Oscar Piastri, Martin Brundle, six months to impress
Aussie rising star Oscar Piastri will get just six months to prove that he belongs in Formula 1 before he risks being turfed out, according to Sky Sports F1 commentator Martin Brundle. Piastri has enjoyed an illustrious junior career on his way to the premier class, with three successive championships, including rookie titles in Formula 3 and Formula 2. Despite spending a year on the sidelines as an Alpine reserve driver, he remains one of the most highly anticipated rookies in recent years thanks to his sparkling CV. But his successful journey to Formula 1 will count for little when the lights go out in Bahrain, and Brundle says the first races of Piastri’s season could make or break his career. “I think it’ll depend on how it starts for him, the first few races,” he told Fox Sports. "If he gets some good results in and he gets some confidence, then there’ll be a big shunt somewhere that’ll catch his attention inevitable. But if you start with some tangles in the first few corners and a bit of reliability, maybe you can’t find your way one weekend and your chin drops, that’s a very telling moment then as to whether you can turn that around and keep your self-belief.”
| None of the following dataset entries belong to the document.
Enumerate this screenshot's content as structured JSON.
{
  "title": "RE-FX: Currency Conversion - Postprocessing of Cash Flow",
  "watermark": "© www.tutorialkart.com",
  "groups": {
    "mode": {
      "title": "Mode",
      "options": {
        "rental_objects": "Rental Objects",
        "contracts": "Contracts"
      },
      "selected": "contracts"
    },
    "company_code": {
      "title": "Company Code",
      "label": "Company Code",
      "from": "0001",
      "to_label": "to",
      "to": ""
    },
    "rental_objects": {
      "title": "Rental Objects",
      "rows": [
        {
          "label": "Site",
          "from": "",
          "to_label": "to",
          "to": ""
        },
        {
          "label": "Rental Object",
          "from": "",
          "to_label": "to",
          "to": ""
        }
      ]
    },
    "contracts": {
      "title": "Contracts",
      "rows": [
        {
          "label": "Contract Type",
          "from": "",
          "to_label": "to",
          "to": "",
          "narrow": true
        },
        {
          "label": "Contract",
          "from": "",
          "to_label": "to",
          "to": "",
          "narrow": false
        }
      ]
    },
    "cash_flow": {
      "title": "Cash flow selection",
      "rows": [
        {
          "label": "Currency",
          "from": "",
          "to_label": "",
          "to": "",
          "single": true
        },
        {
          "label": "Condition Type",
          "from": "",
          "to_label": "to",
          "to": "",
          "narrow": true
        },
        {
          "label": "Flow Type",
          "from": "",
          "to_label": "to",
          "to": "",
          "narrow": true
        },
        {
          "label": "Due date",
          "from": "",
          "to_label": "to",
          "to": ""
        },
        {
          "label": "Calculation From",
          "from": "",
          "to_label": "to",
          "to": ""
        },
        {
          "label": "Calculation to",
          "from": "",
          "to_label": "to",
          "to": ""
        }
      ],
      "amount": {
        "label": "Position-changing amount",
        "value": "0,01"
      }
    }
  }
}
Brundle said Piastri would be given the same cutthroat treatment as any other rookie once he takes his place on the grid and would have six months at most to prove himself as F1 material. “They’re probably given, if you’re going to be generous, the first half of the season to find their way, but in the second half of the season they need to be on it or they’re going to get changed,” he said. “There are no excuses in Formula 1. There’s nowhere to hide. You’ve got to deliver.” But few doubt Piastri is made of the right stuff to make his F1 career a success.
The 21-year-old Melburnian has been praised for his maturity in and out of the car, and Brundle said there was little reason to doubt that Piastri would thrive in motorsport’s top tier. “He comes very highly rated,” he said. “I like talking to the lad. He’s very bright, he’s very focused extremely focused, from what I can work out and a lot of people where he’s come up through the ranks have spoken incredibly highly of him. Formula 1’s a different game longer races, bigger cars, heavier cars, especially at the start of the race. He’s got Lando Norris across the garage, a team like McLaren with high expectations. So he’ll need all of that confidence. [But] all the signs and everything I’m told is that he’s the real deal.”
Despite the satisfaction of finally finding a place on the grid, Piastri’s streak of title success will come to a shuddering halt this season, with McLaren tipped to fare poorly early in the season based on the MCL60’s pace during pre-season testing. It could be a bitter pill for him to swallow considering Alpine, which brought him into F1 as a reserve driver and intended for him to one day race in one of its cars, appears to have taken a step forward from the midfield. The spectacular meltdown in relations between Mark Webber-managed Piastri and the Otmar Szafnauer-led Alpine was one of last season’s biggest talking points.
However, Brundle doubts that Piastri would be keeping the sliding-doors moment in the back of his mind, with his focus turning to maximising his performance instead. “That’s just such old news now,” he said. “If an Alpine breezes past him, maybe in commentary people are going to be saying, ‘That’s a bit painful; maybe he wishes he was in the other car’, but they took their decisions based on the information available to them. I know the backstory, but it’s old news. It’s all about tomorrow now, not what happened last year on contracts.”